One point that needs to be emphasized is that, before the oil application, the damaged skin surface must be cleaned by removing necrotic tissue, pus, loose fibrin deposition, and excess of fluid exudates. Such a cleaning operation can be done by curettage and washing the surface, preferably with ozonated water or diluted H2O2 solution, useful to eliminate most of the plasma proteins, hence antioxidants, which will limit the disinfection and the healing stimulation. How ozonated oil precisely acts remains a debatable question. According to the SEM results, the anti-infective activity is not dependent on structural alterations at the level of microorganisms. However, it seems likely that 1,2,4-trioxolane present in the ozonated oil, when added to the warm exudates film of the ulcer, slowly decomposes generating local oxygen, H2O2 as reactive oxygen species (ROS), and a trace of lipid oxidation products (4-HNE). Such a cascade can explain the prolonged disinfectant action and stimulation of proliferative activity of fibroblasts and keratinoblasts [12]. Other relevant questions are: (i) how much oil should be used? As the application is repeated every 12 hours, an oil layer of about 2 mm is enough; (ii) at what ozonation degree? The purpose of preparing a “weak”, “medium”, and “strong” oil reflects the need of treating either small, ample, or very infected ulcers. Thus, it is supposed that as an ulcer progressively improves, ozonated oil with lower grade of peroxide will be used.
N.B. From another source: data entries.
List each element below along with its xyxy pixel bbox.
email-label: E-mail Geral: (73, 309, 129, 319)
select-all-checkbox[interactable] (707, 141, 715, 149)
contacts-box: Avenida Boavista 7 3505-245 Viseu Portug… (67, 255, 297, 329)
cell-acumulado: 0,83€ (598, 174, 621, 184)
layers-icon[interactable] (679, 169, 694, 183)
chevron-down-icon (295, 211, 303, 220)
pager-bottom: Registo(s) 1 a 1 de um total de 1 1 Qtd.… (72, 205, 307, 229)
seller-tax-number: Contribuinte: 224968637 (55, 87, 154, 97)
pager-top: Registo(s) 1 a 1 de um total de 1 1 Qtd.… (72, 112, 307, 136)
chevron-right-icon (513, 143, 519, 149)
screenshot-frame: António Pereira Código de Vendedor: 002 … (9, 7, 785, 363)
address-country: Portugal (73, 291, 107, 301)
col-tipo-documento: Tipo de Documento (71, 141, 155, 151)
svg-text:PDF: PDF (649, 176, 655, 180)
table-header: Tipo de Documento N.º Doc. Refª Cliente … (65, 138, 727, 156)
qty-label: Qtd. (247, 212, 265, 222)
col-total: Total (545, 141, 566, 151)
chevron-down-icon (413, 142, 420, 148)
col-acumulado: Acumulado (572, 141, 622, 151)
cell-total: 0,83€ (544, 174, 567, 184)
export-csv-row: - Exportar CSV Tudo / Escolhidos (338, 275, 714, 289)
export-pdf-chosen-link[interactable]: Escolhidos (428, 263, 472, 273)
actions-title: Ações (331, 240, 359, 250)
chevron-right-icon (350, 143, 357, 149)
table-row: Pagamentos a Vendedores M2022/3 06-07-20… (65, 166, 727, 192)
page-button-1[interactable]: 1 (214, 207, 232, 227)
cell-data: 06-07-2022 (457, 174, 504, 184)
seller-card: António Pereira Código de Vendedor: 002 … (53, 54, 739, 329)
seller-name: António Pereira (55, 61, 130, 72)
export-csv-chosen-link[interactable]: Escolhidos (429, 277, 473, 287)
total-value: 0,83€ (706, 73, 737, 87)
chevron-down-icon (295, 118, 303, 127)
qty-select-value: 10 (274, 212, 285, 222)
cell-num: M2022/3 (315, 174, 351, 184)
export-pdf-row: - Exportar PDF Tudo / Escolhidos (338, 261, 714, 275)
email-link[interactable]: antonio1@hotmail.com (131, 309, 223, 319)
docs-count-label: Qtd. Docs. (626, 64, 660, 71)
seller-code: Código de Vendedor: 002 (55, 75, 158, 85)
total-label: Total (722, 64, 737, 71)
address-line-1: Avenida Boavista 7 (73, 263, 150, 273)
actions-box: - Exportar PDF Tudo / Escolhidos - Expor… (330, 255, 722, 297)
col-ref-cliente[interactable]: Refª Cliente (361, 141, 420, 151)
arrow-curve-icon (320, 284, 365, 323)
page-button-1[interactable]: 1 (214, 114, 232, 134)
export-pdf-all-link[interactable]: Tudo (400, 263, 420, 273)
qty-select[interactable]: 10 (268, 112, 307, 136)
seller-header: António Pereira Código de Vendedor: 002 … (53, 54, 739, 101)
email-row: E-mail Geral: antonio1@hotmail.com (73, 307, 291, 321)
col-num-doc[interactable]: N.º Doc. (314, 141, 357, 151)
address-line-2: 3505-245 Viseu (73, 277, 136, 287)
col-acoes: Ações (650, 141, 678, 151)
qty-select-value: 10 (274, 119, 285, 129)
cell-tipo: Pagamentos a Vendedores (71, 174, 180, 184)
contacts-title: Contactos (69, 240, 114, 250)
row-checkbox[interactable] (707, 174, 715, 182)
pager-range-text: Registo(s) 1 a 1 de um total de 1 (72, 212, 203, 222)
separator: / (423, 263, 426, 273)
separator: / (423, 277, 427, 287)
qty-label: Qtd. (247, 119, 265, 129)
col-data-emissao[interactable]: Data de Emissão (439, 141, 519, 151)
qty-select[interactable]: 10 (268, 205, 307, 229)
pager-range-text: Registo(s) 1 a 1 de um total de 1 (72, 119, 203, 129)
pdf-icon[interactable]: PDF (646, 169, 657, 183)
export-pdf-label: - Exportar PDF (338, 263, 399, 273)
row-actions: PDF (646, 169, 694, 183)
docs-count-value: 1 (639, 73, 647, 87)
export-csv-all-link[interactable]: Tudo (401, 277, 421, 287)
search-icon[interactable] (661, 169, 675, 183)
It is unfortunate that the topical use of cleaning the ulcer and the application of ozonated oil remain mostly confined to a few countries which have become knowledgeable of the ozone derivatives efficacy. Moreover, in most cases, the topical use takes place on the oil ozone derivative as such. Prospectively, it would be desirable to develop ointments characterized by both optimized skin permeability and safety upon open wounds. It is regrettable that the established medical community, which so far prefers to use antibiotic ointments in the absence or in the presence of growth factors or other methods [13], is not aware of the ozonated oil advantages as low-cost and great efficacy. As soon as it will be discovered, the topical treatment of torpid ulcers and wounds will be benefited by millions of patients, particularly in poor countries.